The chaotic layout of the warehouse led many customers to believe they might, in some obscure corner, find a rare treasure, overlooked by
others. But all this old stuff was absolutely brand-new; we carried special crayons in our pockets to keep it that way, coloring in the scratches before we showed people their purchases. These people wanted old furniture but perfect, they wanted antiques without time. Still, the animating urge, the desire for the real wasn’t dead; the day I started the job I noticed nobody bought from the top, no one purchased the front item. Looking behind, for these people, equaled searching for the past, the authentic. Picky, savvy shoppers always made their selections by searching deep into the stacks and piles, mistrusting the surface, the present appearance of things.
Maybe nostalgia is a species of the ideal, a dream of a last interior, where all the commotion of a life is finally rewarded with rest, drained of history. We were selling the memory of something, of hard work and industry, of necessity, of craft and artisanship—the mendacious idea that life was gathered with greater force and organized in superior ways in the past. People were hungry for the attributes of hardship, and our faux antiques replaced the real past with an emblematic one. Or something. I could never quite untwist the riddle completely. When you stood in the warehouse the eye was pleasantly bombarded by a vastness filled. But the inspiration for most of the furniture we sold came originally from hardscrabble times, times of scarcity and unrest and an economy based on need, not surplus, and certainly not this absurd superfluity, this crazy proliferation, where two hundred oak iceboxes, stacked to the ceiling on layers of cardboard, would easily sell out on a Saturday afternoon.

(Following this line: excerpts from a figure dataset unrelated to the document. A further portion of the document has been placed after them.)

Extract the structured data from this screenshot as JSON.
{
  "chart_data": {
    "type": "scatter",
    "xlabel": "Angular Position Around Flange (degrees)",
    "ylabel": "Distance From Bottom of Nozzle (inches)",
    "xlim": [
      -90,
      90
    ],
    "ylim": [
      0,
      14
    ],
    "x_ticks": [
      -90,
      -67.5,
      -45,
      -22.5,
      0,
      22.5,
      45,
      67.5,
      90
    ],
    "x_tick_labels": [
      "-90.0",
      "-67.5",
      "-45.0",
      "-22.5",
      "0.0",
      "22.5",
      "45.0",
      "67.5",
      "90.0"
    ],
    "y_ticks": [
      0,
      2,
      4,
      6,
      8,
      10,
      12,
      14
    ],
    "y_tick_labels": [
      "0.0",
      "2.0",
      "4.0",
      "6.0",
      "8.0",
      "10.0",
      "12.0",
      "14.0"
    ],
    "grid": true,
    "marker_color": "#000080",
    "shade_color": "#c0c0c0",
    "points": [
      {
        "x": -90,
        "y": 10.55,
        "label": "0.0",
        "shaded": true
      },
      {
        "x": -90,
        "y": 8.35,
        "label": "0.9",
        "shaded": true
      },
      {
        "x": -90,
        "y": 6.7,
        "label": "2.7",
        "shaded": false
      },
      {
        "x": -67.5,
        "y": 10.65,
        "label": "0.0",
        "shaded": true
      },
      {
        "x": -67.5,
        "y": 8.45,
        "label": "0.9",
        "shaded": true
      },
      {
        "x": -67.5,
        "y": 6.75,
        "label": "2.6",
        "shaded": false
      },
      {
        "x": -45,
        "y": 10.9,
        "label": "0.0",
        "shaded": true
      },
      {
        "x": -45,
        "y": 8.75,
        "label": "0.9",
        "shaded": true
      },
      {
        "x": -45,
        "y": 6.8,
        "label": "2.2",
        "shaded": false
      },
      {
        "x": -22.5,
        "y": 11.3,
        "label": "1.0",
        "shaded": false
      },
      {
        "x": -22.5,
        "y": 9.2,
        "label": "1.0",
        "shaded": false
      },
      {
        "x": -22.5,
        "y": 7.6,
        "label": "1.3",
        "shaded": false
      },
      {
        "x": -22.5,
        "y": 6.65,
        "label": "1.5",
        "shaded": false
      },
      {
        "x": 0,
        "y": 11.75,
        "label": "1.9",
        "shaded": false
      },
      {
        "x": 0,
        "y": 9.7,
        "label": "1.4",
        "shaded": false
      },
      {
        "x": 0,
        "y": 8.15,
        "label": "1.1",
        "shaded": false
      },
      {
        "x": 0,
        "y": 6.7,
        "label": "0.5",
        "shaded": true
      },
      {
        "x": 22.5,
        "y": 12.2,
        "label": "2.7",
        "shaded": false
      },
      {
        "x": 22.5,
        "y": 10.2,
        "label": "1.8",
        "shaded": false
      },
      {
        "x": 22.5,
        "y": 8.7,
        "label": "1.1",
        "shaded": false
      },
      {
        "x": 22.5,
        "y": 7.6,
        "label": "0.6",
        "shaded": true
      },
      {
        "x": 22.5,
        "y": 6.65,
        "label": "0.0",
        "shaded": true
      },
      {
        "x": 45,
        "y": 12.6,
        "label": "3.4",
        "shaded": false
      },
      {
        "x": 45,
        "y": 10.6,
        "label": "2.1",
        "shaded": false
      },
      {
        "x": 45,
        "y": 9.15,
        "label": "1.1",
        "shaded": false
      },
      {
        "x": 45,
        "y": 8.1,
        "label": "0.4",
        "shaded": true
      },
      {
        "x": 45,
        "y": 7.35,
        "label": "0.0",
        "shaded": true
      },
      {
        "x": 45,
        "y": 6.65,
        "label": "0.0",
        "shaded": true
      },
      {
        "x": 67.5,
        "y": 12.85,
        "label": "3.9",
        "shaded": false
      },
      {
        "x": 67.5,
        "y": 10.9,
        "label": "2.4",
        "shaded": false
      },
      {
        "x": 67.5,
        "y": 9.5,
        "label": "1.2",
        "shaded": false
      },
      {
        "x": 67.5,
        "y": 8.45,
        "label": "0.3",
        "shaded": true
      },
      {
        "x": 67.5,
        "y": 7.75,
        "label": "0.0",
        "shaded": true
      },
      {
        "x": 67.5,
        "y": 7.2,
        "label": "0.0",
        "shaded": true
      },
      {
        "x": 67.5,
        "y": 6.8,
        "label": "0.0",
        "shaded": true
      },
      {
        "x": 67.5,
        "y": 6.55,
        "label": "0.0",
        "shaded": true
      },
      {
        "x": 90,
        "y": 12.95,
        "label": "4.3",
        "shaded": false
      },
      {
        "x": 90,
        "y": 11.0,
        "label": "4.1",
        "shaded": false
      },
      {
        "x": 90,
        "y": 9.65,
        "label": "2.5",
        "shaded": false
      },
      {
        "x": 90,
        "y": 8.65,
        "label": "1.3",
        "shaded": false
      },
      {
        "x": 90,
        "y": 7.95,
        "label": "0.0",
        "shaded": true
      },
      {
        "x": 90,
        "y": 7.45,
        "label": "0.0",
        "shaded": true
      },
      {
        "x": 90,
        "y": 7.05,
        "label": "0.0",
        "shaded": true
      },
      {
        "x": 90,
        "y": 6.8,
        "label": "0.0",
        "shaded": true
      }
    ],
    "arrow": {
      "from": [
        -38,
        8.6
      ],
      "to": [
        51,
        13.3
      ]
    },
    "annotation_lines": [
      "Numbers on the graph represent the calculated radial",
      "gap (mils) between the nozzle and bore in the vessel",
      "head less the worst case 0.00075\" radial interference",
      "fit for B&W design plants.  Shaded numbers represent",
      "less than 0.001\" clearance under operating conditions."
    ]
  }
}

After closing I’d slip a padlock in the loading-dock door, then stay inside: the furniture warehouse was also my home. I lived in there, vaguely employed as a night watchman. Every night I slept on one of, I’m guessing, two hundred sofas. I ate take-out dinners on tables that would be sold the next day. I read books by the greenish light of an ugly banker’s lamp, set on a fake oak icebox. My boss was a man of great good fortune who liked to squire his mistress around town in a restored Model T Ford. He hired me to deter theft, set out glue traps, and hose down the Dumpsters so bums wouldn’t light the cardboard on fire, trying to keep warm. I simplified my job by rigging a cheap alarm system out of magnetic triggers and a hundred yards of lamp wire and a couple of Radio Shack sirens perched on the windowsills. In the evenings I’d arm the thing by twisting together the exposed copper strands and head next door to my uncle’s bar.